Sunday, October 24, 2010

Three Drawings by Gregory Botts for David Shapiro


I hardly ever write something as an occasional poem but in thinking about David's collages this came out somewhat naturally. We were going to use it for an essay to accompany the collage show at Turtle Point Press but then I wrote the prose piece  which we used instead.




Three Drawings

1

now, If you drew a Violin on the grass

and then a Magnolia in a framing tree

and if a house were drawn burning behind

and a bluejay chattering in the further tree

they would be drawn together, flat,  by a line which seemed

more and more intent with drawing them

together like the original mystery they emerged 

the negative and positive,

balance and interplay

of texture forming a surface.



2

When Monsieur S. drew them, 

he borrowed a violin from that 19th c. painting 

in the magazine and then that  fire in the photo

he found on the Pont des Artistes and remembering

the bluejay from that  further heap. He would 

grid them and Yes, preserve that specific character that 

someone, somewhere-- had drawn them once, they would 

weave a reality in some way more life-like, maybe

as in our world of proliferating and actual overlay--





3

Now, when the boy King drew,  he knew the actual violin in mind 

but then thought this other idea of one, also possible 

and then forgot the other-- lost original?

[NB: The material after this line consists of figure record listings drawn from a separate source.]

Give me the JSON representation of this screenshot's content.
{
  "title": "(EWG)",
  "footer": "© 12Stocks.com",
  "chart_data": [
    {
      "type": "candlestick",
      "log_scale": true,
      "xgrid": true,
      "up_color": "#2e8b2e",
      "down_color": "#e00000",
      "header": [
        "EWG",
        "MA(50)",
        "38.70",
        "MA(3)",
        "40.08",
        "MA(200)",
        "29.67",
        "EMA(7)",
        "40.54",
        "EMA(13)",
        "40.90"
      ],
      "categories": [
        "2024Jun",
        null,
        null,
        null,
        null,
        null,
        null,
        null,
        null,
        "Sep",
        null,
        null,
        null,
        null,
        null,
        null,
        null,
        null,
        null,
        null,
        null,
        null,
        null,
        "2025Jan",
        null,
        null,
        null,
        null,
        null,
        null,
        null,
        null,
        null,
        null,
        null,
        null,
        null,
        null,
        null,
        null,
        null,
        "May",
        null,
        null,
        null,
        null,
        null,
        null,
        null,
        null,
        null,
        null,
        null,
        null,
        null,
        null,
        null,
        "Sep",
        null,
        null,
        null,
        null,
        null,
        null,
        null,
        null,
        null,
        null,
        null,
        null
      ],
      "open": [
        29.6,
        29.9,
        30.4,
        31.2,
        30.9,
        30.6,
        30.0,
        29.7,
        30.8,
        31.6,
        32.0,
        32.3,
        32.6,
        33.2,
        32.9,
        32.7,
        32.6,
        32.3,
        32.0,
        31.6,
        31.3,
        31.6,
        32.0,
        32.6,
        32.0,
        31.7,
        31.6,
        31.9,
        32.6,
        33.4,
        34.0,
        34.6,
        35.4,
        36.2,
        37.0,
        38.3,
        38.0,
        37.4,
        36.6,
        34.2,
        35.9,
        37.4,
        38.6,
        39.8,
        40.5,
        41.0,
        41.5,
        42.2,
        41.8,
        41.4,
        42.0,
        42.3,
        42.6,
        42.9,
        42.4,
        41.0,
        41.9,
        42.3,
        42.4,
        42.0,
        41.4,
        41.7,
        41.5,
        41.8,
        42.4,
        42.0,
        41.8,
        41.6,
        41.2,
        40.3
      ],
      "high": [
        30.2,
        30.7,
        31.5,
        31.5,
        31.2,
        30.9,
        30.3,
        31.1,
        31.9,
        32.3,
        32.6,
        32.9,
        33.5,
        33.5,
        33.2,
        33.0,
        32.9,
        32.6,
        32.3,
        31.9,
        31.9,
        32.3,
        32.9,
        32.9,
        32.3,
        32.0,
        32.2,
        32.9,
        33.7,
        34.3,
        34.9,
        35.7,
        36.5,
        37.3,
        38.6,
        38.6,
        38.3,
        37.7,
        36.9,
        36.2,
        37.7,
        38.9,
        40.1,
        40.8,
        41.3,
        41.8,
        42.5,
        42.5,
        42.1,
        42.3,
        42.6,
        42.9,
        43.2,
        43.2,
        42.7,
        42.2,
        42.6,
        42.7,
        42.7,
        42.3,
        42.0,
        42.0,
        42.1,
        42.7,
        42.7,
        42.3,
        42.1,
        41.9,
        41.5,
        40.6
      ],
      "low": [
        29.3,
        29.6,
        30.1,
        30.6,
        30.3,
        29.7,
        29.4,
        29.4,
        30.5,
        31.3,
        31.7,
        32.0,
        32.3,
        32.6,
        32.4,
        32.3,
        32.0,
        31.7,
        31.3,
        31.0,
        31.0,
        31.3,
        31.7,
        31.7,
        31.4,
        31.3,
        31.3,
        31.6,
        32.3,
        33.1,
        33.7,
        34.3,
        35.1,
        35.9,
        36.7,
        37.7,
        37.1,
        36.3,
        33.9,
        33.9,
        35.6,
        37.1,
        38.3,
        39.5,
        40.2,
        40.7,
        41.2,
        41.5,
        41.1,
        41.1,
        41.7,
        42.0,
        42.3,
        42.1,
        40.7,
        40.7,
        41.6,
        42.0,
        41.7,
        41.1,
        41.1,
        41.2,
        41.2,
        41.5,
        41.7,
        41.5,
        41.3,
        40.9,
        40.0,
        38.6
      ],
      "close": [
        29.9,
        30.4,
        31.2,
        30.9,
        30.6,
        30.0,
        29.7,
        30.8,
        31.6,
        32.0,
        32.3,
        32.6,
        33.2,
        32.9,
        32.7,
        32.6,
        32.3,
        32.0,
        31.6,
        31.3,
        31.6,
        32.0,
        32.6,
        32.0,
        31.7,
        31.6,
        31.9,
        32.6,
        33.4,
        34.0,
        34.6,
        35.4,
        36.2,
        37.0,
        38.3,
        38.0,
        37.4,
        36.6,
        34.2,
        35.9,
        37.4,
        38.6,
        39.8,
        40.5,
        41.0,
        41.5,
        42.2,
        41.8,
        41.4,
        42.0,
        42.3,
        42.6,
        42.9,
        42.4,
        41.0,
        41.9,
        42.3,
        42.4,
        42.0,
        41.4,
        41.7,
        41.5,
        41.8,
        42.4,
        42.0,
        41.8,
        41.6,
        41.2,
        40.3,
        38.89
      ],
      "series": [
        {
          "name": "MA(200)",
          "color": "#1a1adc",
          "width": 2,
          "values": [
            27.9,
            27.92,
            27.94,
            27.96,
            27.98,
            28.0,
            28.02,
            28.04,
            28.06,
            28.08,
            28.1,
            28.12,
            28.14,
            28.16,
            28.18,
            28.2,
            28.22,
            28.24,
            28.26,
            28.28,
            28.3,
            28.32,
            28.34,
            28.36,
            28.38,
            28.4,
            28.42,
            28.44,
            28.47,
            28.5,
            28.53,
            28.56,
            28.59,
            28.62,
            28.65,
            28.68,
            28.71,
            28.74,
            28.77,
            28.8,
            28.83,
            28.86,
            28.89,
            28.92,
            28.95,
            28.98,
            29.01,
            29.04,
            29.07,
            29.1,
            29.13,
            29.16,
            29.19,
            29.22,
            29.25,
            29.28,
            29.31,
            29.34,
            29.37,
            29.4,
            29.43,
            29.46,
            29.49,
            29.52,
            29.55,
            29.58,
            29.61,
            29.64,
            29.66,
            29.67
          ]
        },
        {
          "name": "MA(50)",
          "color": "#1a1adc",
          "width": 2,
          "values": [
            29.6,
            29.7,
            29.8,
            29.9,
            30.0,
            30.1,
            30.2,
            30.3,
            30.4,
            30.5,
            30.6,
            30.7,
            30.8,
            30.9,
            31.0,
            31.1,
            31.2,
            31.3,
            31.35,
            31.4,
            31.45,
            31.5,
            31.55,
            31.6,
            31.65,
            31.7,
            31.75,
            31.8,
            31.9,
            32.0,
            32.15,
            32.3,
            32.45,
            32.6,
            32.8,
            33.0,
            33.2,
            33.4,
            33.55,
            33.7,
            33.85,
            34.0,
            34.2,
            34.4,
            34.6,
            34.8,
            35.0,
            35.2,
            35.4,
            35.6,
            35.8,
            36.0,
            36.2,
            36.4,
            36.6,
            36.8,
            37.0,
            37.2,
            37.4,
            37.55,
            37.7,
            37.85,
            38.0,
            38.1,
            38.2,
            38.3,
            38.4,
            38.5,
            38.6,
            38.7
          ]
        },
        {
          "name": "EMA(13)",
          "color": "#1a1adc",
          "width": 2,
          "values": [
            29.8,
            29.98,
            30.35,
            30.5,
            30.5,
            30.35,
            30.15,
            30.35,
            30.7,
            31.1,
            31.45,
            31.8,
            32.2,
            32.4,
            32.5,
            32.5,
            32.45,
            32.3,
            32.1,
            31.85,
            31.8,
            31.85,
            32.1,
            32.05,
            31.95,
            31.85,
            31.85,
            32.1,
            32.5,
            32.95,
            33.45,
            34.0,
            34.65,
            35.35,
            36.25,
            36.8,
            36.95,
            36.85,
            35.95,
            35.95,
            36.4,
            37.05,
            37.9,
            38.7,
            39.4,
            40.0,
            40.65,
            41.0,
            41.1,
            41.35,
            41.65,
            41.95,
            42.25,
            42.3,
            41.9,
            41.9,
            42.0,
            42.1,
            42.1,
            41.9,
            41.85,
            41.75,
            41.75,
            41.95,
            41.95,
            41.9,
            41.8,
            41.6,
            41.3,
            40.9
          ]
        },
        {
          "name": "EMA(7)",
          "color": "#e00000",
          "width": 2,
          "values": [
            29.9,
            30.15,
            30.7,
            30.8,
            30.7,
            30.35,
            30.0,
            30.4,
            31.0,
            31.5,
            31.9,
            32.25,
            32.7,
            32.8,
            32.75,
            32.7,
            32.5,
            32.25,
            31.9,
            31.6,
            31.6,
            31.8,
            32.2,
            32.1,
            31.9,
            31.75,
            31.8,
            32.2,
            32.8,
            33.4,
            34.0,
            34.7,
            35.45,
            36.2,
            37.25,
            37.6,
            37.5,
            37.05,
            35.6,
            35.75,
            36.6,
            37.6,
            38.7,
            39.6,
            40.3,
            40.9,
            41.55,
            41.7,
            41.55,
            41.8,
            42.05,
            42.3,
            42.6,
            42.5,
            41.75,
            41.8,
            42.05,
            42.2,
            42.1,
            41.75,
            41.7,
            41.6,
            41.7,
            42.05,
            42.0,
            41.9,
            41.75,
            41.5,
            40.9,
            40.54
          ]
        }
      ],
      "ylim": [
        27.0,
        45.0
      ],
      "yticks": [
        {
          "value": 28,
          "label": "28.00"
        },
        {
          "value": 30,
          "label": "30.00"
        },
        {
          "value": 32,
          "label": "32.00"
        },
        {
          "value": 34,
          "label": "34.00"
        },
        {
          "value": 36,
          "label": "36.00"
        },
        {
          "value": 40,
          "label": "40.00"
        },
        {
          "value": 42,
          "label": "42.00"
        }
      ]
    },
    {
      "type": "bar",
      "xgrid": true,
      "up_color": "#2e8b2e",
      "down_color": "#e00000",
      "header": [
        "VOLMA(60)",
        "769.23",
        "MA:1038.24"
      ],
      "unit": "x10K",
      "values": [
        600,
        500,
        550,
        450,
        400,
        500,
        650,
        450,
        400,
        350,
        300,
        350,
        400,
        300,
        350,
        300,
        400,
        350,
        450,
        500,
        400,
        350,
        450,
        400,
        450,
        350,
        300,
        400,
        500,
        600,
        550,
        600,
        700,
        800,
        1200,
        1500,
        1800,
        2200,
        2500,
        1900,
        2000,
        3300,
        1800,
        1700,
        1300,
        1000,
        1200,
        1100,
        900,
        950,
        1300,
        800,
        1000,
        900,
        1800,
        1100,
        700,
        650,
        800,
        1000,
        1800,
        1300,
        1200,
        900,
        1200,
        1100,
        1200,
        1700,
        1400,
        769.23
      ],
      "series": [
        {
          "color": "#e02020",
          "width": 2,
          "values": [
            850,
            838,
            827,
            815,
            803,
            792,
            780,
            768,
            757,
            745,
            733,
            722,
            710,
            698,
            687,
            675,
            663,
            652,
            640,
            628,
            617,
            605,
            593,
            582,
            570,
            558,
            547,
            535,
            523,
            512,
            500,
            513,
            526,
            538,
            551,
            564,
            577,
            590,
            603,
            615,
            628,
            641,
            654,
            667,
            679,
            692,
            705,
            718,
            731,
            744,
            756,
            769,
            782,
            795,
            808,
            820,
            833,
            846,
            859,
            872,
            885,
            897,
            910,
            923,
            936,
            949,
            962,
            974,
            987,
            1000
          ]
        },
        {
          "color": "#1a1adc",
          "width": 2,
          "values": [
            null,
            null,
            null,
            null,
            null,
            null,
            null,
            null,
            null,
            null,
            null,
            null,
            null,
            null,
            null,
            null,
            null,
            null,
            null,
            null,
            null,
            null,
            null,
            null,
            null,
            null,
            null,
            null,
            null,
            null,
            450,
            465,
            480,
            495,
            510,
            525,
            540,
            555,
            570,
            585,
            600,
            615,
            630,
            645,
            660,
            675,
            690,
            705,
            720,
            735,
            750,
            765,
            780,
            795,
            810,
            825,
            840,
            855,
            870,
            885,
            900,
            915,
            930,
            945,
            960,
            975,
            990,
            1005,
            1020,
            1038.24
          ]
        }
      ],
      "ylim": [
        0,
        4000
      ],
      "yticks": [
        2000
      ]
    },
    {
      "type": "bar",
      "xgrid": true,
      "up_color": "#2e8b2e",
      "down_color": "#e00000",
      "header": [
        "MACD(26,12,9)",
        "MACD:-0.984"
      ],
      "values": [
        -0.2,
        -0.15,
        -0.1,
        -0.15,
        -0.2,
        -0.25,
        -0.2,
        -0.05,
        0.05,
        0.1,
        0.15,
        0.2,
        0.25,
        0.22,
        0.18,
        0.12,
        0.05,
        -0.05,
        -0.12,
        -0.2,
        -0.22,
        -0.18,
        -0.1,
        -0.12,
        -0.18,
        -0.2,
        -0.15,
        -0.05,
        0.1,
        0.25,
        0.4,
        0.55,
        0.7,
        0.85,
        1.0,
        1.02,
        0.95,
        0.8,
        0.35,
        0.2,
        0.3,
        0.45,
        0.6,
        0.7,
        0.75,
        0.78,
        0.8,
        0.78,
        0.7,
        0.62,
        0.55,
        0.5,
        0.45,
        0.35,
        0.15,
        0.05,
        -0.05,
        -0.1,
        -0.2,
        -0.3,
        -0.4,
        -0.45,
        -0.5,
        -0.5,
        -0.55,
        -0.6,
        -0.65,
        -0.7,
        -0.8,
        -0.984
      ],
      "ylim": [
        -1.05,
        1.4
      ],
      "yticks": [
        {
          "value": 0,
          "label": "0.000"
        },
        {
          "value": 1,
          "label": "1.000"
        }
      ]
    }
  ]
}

He searched for a Magnolia but there was none 

and so used a Tulip. This was part of the house 

burning but because that was the title of the poem

he only needed to add the bluejay 

to let you know he wished it all could have been different.


His genius was to piece these things together 

in a making of his own  

as he was so very madly in love with the earth

he was close to and a part of

that whole, this earth--and this world, was seen in 

reality, plural.








An Orange Hand, Here.


There was a big round Charlie Rose like table downstairs, it was the Anne Plumb Gallery in Soho. You could have called it a salon but we didn't, it was just what was happening. 

I met David there probably discussing Frank O'Hara with Rene Ricard, pausing to add a remark about John Hedujk, then weaving together an idea from Goethe, there was a sense of permission. He already knew all the best poets and painters and was writing about them. He stuck everything in and continued to create his multi leveled pluralistic universe. It was a poem in progress.

David read his poetry often and I never missed it. I was far from being a connoisseur of poetry at the time but his musical voice and anecdotal goings on kept my interest.

I can remember, falling some where over Texas with his father, worrying but "safe in Texas," "safe as Texas." Different lines would stick, Blue jays and a "poor sparrow under an old car" a red bird flew. One easily loved the snow piling up in his poems.

Around the time of his, Evening Land, poem and The Seasons, did I start to catch on to the depth of associations required to approach. There was the fragile Earth behind, there were the ruins of art, a metal mouth, and a breast from somewhere before. A newspaper was blowing through, he could see, then couldn't see. Through the detritus, the constant qualifications but there was a ventriloquist's hope, a refusal to say no.

Here come the collages! I felt they were a side tributary to his poetry, running furiously for any time David wasn't writing-- they nervously ran and ran. Anyone that met David probably on the street between galleries, has a few collages hanging somewhere.

I scolded David for being so glib that, Hey, they were good but he cheapened them-- they came and came.  One after the other. I grabbed for that one, No!  David wanted to keep that one-- I took another. They evolved and I recognized a repeated imagery. This used over that and over, another repeated-- and then substituted.

Now, I think of the Whitman like tally, the scoring of each thing touched-- made real. The covering hands or birds like a Saint's touch conferring reality, here, here, and some still unrelated order into the scheme of things. 

I asked John Ashbery about this complex once and he replied to me, I think, sarcastically, "Oh the poetry and painting thing." The oblique relations between the two arts, poets and painters. In our time seems just fine. They add enough.

David came to my studio once and wrote on xeroxes of paintings I had on my table. "The old sunflower almost blocks the sun"  he wrote over a fragment of a sunflower painting. More than just oblique. 

We had shared belief though knowing the difficulty or impossibility of. I think It seems to come down to just caring that much about something, a poem or painting to lend the added thought, to add ones own cherished autonomy to anothers, maybe a kind of poetic kiss.

Beside my desk is one of David's collages, a xeroxed figure of Cezanne's bather, a seahorse stamped onto this icon, adding a stuck on mystery-- it flattens to a "orange colored hand," reverberating, image to word, back.